EIOPA se compromete a establecer una supervisión más «sencilla, audaz y rápida»
Durante la Conferencia Anual de EIOPA, celebrada en Frankfurt, Petra Hielkema, presidenta de EIOPA, ha realizado un repaso de la trayectoria de la asociación, que ahora celebra su 15º aniversario, y de los objetivos que se han marcado en su nuevo plan estratégico a cinco años.
Hielkema ha puesto de relieve que nos encontramos en una época marcada por la intensificación de las tensiones geopolíticas, la vulnerabilidad económica, la agitación tecnológica y los enormes desafíos medioambientales. «Sin embargo, dado el inicio de 2026, esto parece quedarse corto.
Las tensiones geopolíticas actuales son graves y preocupantes, y repercuten en la vida cotidiana de los ciudadanos, en los Estados miembros y en la UE. Una UE que necesita ser más independiente, más resiliente y más digital que la actual».
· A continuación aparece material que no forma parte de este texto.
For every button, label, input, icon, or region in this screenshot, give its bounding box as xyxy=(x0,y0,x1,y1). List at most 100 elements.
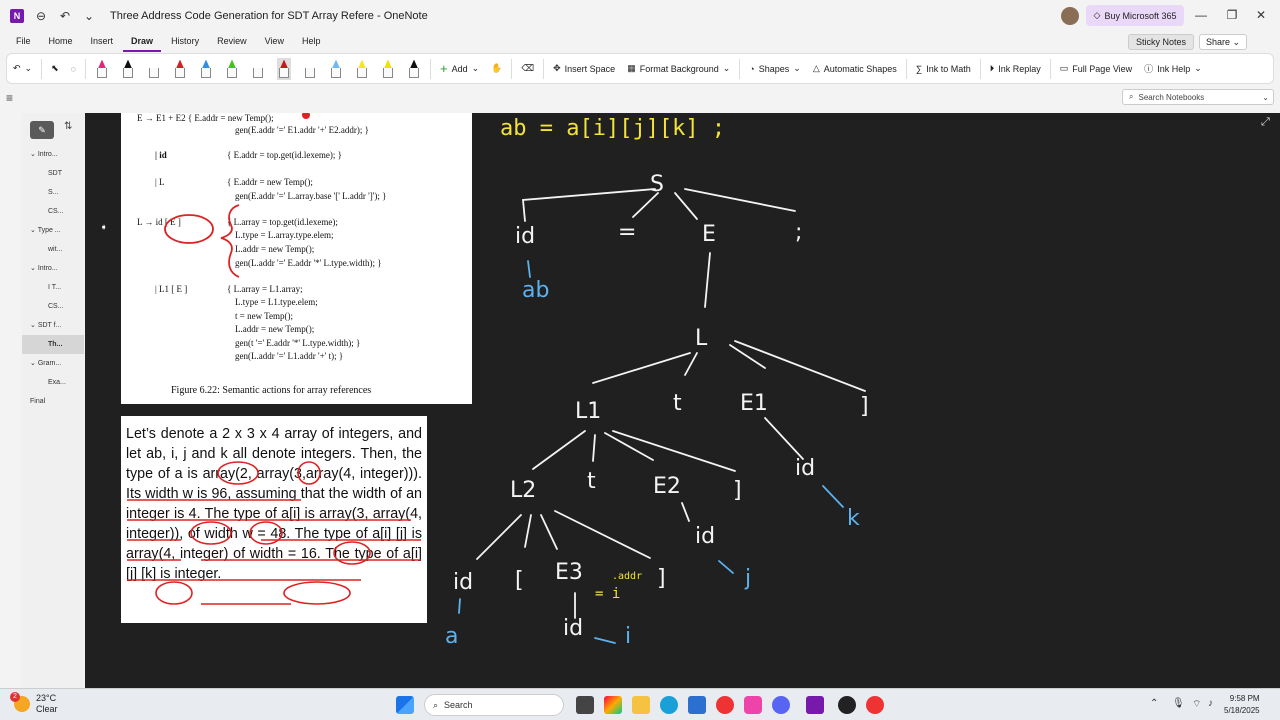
windows-taskbar: 2 23°C Clear ⌕ Search ⌃ 🎙 ⌔ ♪ 9:58 PM 5/18/… xyxy=(0,688,1280,720)
pen-icon[interactable] xyxy=(407,58,421,80)
menu-history[interactable]: History xyxy=(163,34,207,52)
share-button[interactable]: Share ⌄ xyxy=(1199,34,1247,50)
ink-parse-tree[interactable]: ab = a[i][j][k] ; .addr = i S id = E ; L… xyxy=(85,113,1280,688)
volume-icon[interactable]: ♪ xyxy=(1208,698,1213,709)
sidebar-page-item[interactable]: Final xyxy=(22,392,84,411)
chevron-up-icon[interactable]: ⌃ xyxy=(1150,698,1158,709)
sidebar-page-item[interactable]: CS... xyxy=(22,202,84,221)
menu-file[interactable]: File xyxy=(8,34,39,52)
pen-icon[interactable] xyxy=(121,58,135,80)
sidebar-page-item[interactable]: SDT xyxy=(22,164,84,183)
pen-icon[interactable] xyxy=(277,57,291,80)
select-tool[interactable]: ⬉ xyxy=(45,57,65,81)
wifi-icon[interactable]: ⌔ xyxy=(1192,698,1201,711)
pen-icon[interactable] xyxy=(173,58,187,80)
sidebar-page-item[interactable]: ⌄ Intro... xyxy=(22,145,84,164)
clock-time: 9:58 PM xyxy=(1229,694,1260,703)
task-view-icon[interactable] xyxy=(576,696,594,714)
sidebar-page-item[interactable]: ⌄ Type ... xyxy=(22,221,84,240)
sidebar-page-item[interactable]: ⌄ Gram... xyxy=(22,354,84,373)
discord-icon[interactable] xyxy=(772,696,790,714)
add-pen-button[interactable]: + Add ⌄ xyxy=(434,57,485,81)
weather-sun-icon: 2 xyxy=(10,692,30,712)
sidebar-page-item[interactable]: S... xyxy=(22,183,84,202)
full-page-view-button[interactable]: ▭ Full Page View xyxy=(1054,57,1138,81)
sidebar-page-item[interactable]: I T... xyxy=(22,278,84,297)
menu-draw[interactable]: Draw xyxy=(123,34,162,52)
format-background-button[interactable]: ▦ Format Background ⌄ xyxy=(621,57,736,81)
sidebar-page-item[interactable]: CS... xyxy=(22,297,84,316)
ink-to-math-button[interactable]: ∑ Ink to Math xyxy=(910,57,977,81)
microphone-icon[interactable]: 🎙 xyxy=(1172,698,1185,709)
avatar[interactable] xyxy=(1061,7,1079,25)
search-notebooks-input[interactable]: ⌕ Search Notebooks ⌄ xyxy=(1122,89,1274,105)
pen-icon[interactable] xyxy=(147,58,161,80)
sidebar-page-item[interactable]: wit... xyxy=(22,240,84,259)
start-icon[interactable] xyxy=(396,696,414,714)
chevron-down-icon: ⌄ xyxy=(1194,63,1202,73)
menu-help[interactable]: Help xyxy=(294,34,329,52)
sidebar-page-item[interactable]: ⌄ SDT f... xyxy=(22,316,84,335)
shapes-button[interactable]: ◔ Shapes ⌄ xyxy=(743,57,807,81)
store-icon[interactable] xyxy=(688,696,706,714)
pen-icon[interactable] xyxy=(199,58,213,80)
pen-icon[interactable] xyxy=(381,58,395,80)
background-icon: ▦ xyxy=(627,63,636,73)
chrome-icon[interactable] xyxy=(716,696,734,714)
menu-review[interactable]: Review xyxy=(209,34,255,52)
undo-icon[interactable]: ↶ xyxy=(58,9,72,23)
ink-node-equals: = xyxy=(618,220,636,245)
divider xyxy=(739,58,741,79)
ink-node-L1: L1 xyxy=(575,399,601,424)
highlighter-icon[interactable] xyxy=(225,58,239,80)
eraser-tool[interactable]: ⌫ xyxy=(515,57,540,81)
edge-icon[interactable] xyxy=(660,696,678,714)
chrome-profile-icon[interactable] xyxy=(866,696,884,714)
taskbar-search[interactable]: ⌕ Search xyxy=(424,694,564,716)
sidebar-page-label: CS... xyxy=(48,208,64,215)
dropdown-icon[interactable]: ⌄ xyxy=(82,9,96,23)
menu-insert[interactable]: Insert xyxy=(83,34,122,52)
pen-icon[interactable] xyxy=(303,58,317,80)
ink-help-button[interactable]: ⓘ Ink Help ⌄ xyxy=(1138,57,1208,81)
slack-icon[interactable] xyxy=(744,696,762,714)
sort-icon[interactable]: ⇅ xyxy=(64,121,72,139)
system-clock[interactable]: 9:58 PM 5/18/2025 xyxy=(1224,693,1260,717)
minimize-icon[interactable]: — xyxy=(1193,8,1209,22)
sidebar-page-label: SDT f... xyxy=(37,322,62,329)
pan-tool[interactable]: ✋ xyxy=(485,57,508,81)
app-icon[interactable] xyxy=(838,696,856,714)
add-page-icon[interactable]: ✎ xyxy=(30,121,54,139)
sticky-notes-button[interactable]: Sticky Notes xyxy=(1128,34,1194,50)
ink-replay-button[interactable]: ⏵ Ink Replay xyxy=(984,57,1047,81)
pen-icon[interactable] xyxy=(329,58,343,80)
buy-microsoft-365-button[interactable]: ◇ Buy Microsoft 365 xyxy=(1086,5,1184,26)
copilot-icon[interactable] xyxy=(604,696,622,714)
chevron-down-icon: ⌄ xyxy=(24,63,33,73)
sidebar-page-item[interactable]: Exa... xyxy=(22,373,84,392)
undo-button[interactable]: ↶ ⌄ xyxy=(7,57,38,81)
hamburger-icon[interactable]: ≡ xyxy=(6,91,13,105)
weather-widget[interactable]: 2 23°C Clear xyxy=(10,692,58,715)
pen-icon[interactable] xyxy=(251,58,265,80)
onenote-taskbar-icon[interactable] xyxy=(806,696,824,714)
sidebar-page-item[interactable]: Th... xyxy=(22,335,84,354)
ink-node-id-j: id xyxy=(695,524,715,549)
sidebar-page-item[interactable]: ⌄ Intro... xyxy=(22,259,84,278)
insert-space-button[interactable]: ✥ Insert Space xyxy=(547,57,621,81)
close-icon[interactable]: ✕ xyxy=(1253,8,1269,22)
menu-view[interactable]: View xyxy=(257,34,292,52)
highlighter-icon[interactable] xyxy=(95,58,109,80)
menu-home[interactable]: Home xyxy=(41,34,81,52)
highlighter-icon[interactable] xyxy=(355,58,369,80)
automatic-shapes-button[interactable]: △ Automatic Shapes xyxy=(807,57,903,81)
restore-icon[interactable]: ❐ xyxy=(1224,8,1240,22)
lasso-tool[interactable]: ◌ xyxy=(65,57,82,81)
chevron-down-icon: ⌄ xyxy=(722,63,731,73)
sidebar-page-label: Th... xyxy=(48,341,63,348)
chevron-down-icon: ⌄ xyxy=(471,63,480,73)
ink-node-id: id xyxy=(515,224,535,249)
back-icon[interactable]: ⊖ xyxy=(34,9,48,23)
ink-leaf-j: j xyxy=(744,566,751,591)
file-explorer-icon[interactable] xyxy=(632,696,650,714)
En este contexto, se pregunta «cómo puede y debe la EIOPA contribuir a este llamamiento, tan bien descrito por Draghi y Letta». Una cuestión que responde haciendo referencia las prioridades que la asociación se ha marcado en su plan estratégico.
Tres áreas estratégicas
Tras resaltar la importancia de la labor que han realizado a lo largo de los últimos años, afirma que «es necesario y se puede hacer más, tanto hoy como en el futuro». Para ello, EIOPA ha identificado tres áreas estratégicas para alcanzar sus objetivos: fortalecer el Mercado Único, mejorar la resiliencia del mercado y la sociedad frente a los riesgos y avanzar hacia una supervisión más sencilla, audaz y ágil.
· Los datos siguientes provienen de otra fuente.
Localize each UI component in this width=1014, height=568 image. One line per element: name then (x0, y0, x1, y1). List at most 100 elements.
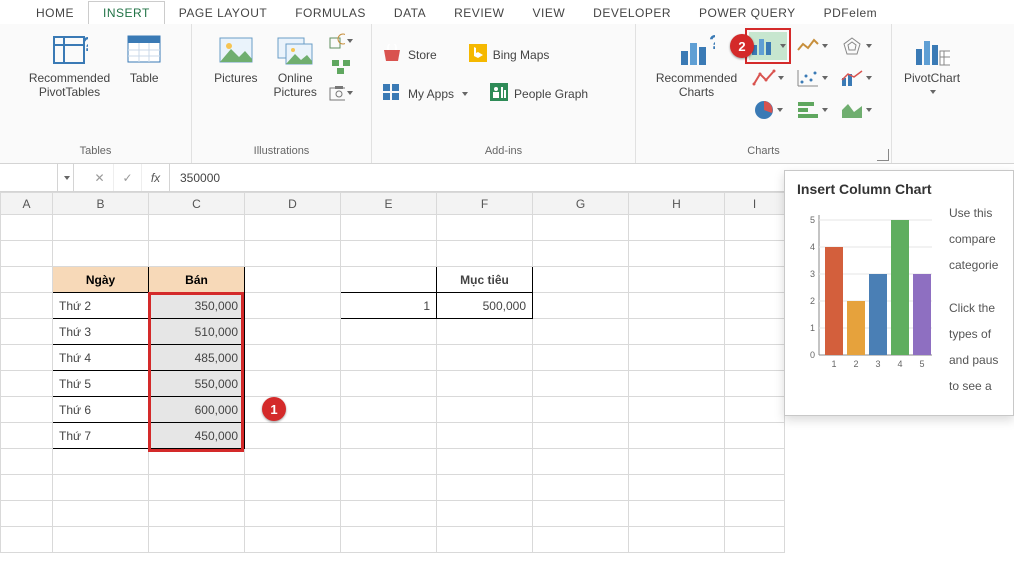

Para fortalecer el Mercado Único su enfoque es el de operar en unidad de supervisión, lo que significa que «las ANC y el equipo de la AESPJ actúen como una comunidad supervisora europea coordinada, colaborando entre sí, mejorando la convergencia en el mercado y actuando colectivamente ante los perjuicios transfronterizos». Esto implica, a su juicio, «reconocer que los riesgos no tienen fronteras y que el trabajo conjunto del personal de la AESPJ y las ANC fortalece a la AESPJ, especialmente ante desafíos cada vez más graves, como las catástrofes naturales y los déficits de pensiones, cuyo riesgo es demasiado grande para que un solo país o supervisor lo aborde por sí solo».
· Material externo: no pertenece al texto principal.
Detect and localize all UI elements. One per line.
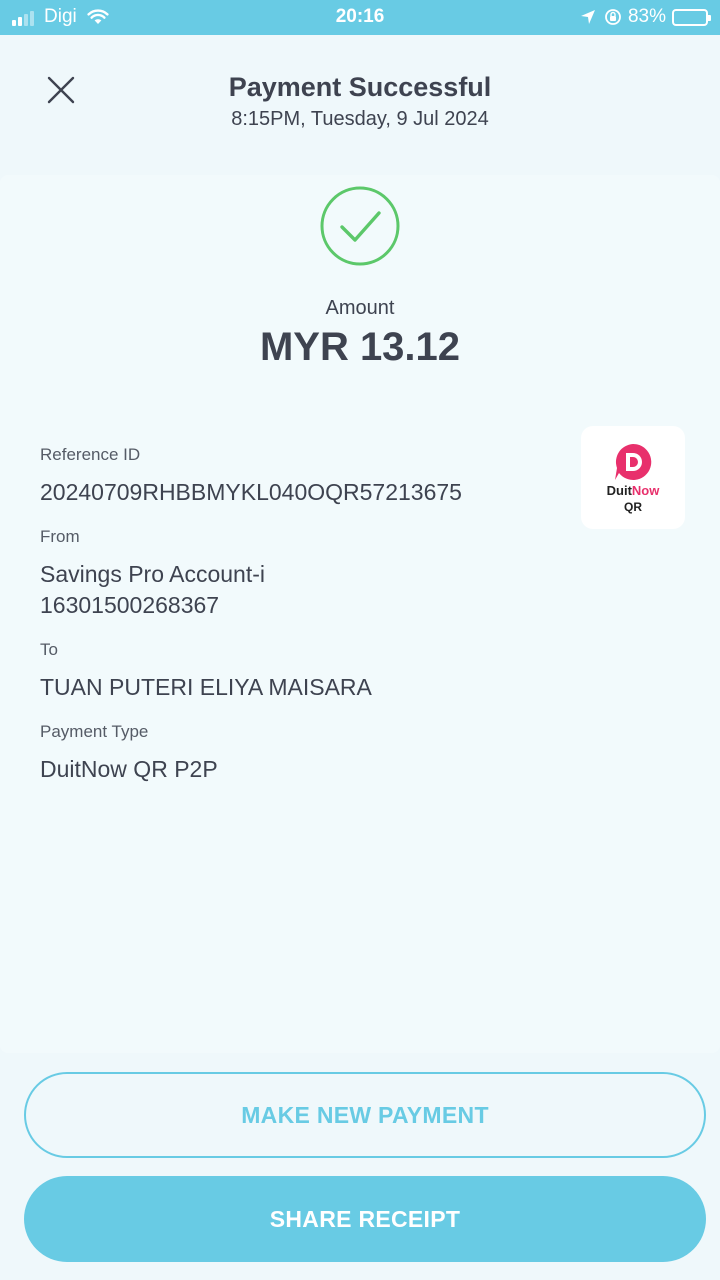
duitnow-word-now: Now bbox=[631, 483, 660, 498]
to-label: To bbox=[40, 640, 58, 659]
battery-percent: 83% bbox=[627, 6, 666, 27]
to-value: TUAN PUTERI ELIYA MAISARA bbox=[40, 674, 372, 700]
duitnow-qr-label: QR bbox=[624, 500, 642, 514]
rotation-lock-icon bbox=[605, 9, 621, 25]
check-circle-icon bbox=[320, 186, 400, 266]
amount-value: MYR 13.12 bbox=[259, 325, 461, 369]
duitnow-mark-icon bbox=[615, 443, 652, 480]
share-receipt-button[interactable]: SHARE RECEIPT bbox=[24, 1176, 706, 1262]
duitnow-wordmark: DuitNow bbox=[581, 483, 685, 498]
status-bar: Digi 20:16 83% bbox=[0, 0, 720, 35]
status-right: 83% bbox=[580, 6, 711, 28]
payment-type-value: DuitNow QR P2P bbox=[40, 756, 218, 782]
from-account-number: 16301500268367 bbox=[40, 592, 220, 618]
make-new-payment-button[interactable]: MAKE NEW PAYMENT bbox=[24, 1072, 706, 1158]
receipt-card: Amount MYR 13.12 DuitNow QR Reference ID… bbox=[0, 175, 720, 1053]
from-account-name: Savings Pro Account-i bbox=[40, 561, 266, 587]
payment-type-label: Payment Type bbox=[40, 722, 149, 741]
page-title: Payment Successful bbox=[228, 72, 492, 102]
from-label: From bbox=[40, 527, 80, 546]
location-arrow-icon bbox=[580, 10, 595, 24]
battery-icon bbox=[672, 8, 711, 26]
header: Payment Successful 8:15PM, Tuesday, 9 Ju… bbox=[0, 35, 720, 170]
duitnow-qr-logo: DuitNow QR bbox=[581, 426, 685, 529]
duitnow-word-duit: Duit bbox=[606, 483, 632, 498]
amount-label: Amount bbox=[325, 297, 395, 319]
transaction-datetime: 8:15PM, Tuesday, 9 Jul 2024 bbox=[231, 108, 489, 130]
reference-id-label: Reference ID bbox=[40, 445, 141, 464]
reference-id-value: 20240709RHBBMYKL040OQR57213675 bbox=[40, 479, 462, 505]
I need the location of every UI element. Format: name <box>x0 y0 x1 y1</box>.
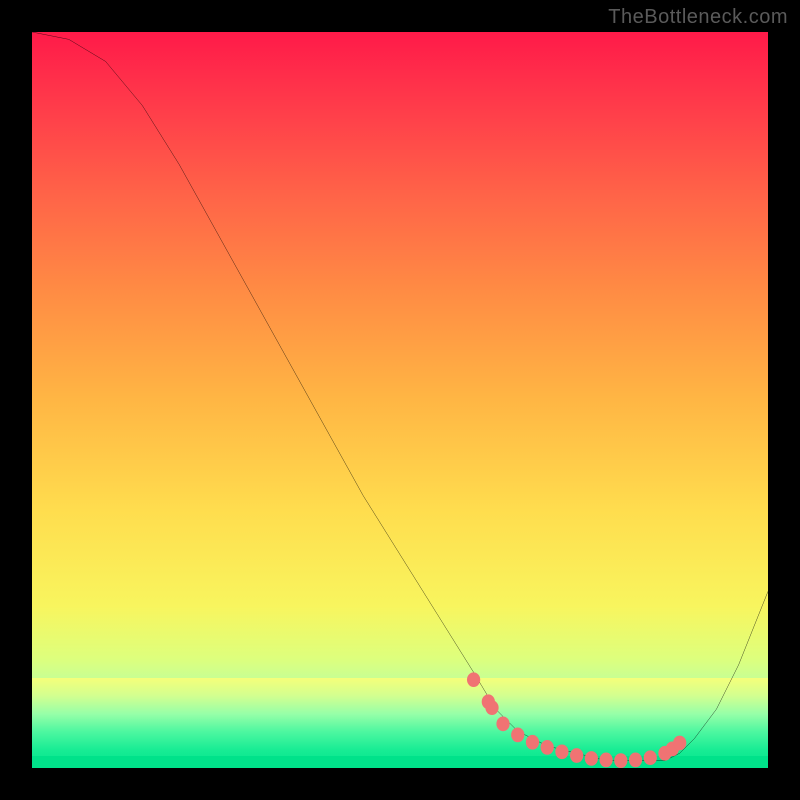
highlight-dot <box>599 753 612 768</box>
highlight-dot <box>496 716 509 731</box>
highlight-dot <box>541 740 554 755</box>
highlight-dot <box>485 700 498 715</box>
highlight-dot <box>629 753 642 768</box>
chart-frame: TheBottleneck.com <box>0 0 800 800</box>
plot-area <box>32 32 768 768</box>
highlight-dot <box>467 672 480 687</box>
highlight-dot <box>526 735 539 750</box>
highlight-dot <box>644 750 657 765</box>
highlight-dot <box>585 751 598 766</box>
markers-svg <box>32 32 768 768</box>
highlight-dot <box>673 736 686 751</box>
highlight-dot <box>570 748 583 763</box>
highlight-dot <box>555 744 568 759</box>
highlight-dot <box>511 728 524 743</box>
highlight-dot <box>614 753 627 768</box>
watermark-text: TheBottleneck.com <box>608 6 788 29</box>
En cuanto al impulso de la resiliencia, le preocupa que la brecha de pensiones sigue creciendo. Las tendencias demográficas podrían agravarla con el tiempo. Hoy en día, la mitad de la población de la UE tiene más de 45 años, y para 2050, la proporción de ciudadanos en edad laboral y pensionistas caerá por debajo de 2:1. Por otro lado, aboga por aactuar como una comunidad de bienes frente a las catástrofes naturales: «entre 1980 y 2024, solo alrededor del 27 % de los siniestros por catástrofes naturales se han asegurado en Europa. A medida que el cambio climático se intensifica y aumenta la frecuencia de olas de calor, inundaciones, sequías y tormentas, esta brecha de protección plantea importantes preocupaciones».
Finalmente, en lo que se refiere a la mejora del marco de supervisión, Hielkema afirma el compromiso de EIOPA para «simplificar y reducir la carga administrativa, y a facilitar a las empresas la operación y la innovación transfronterizas, siempre que se respeten rigurosamente los altos estándares de protección del consumidor«.
Entre sus conclusiones, destaca que «hemos contribuido a unos sectores de seguros y pensiones más robustos y resilientes, y a un mercado más fuerte y estable en el que los ciudadanos están mejor protegidos. Pero nuestro trabajo está lejos de terminar. Los desafíos que nos esperan, desde el cambio climático y la transformación digital hasta el declive demográfico y un nuevo orden mundial en camino, exigen nuestro compromiso, innovación y unidad constantes».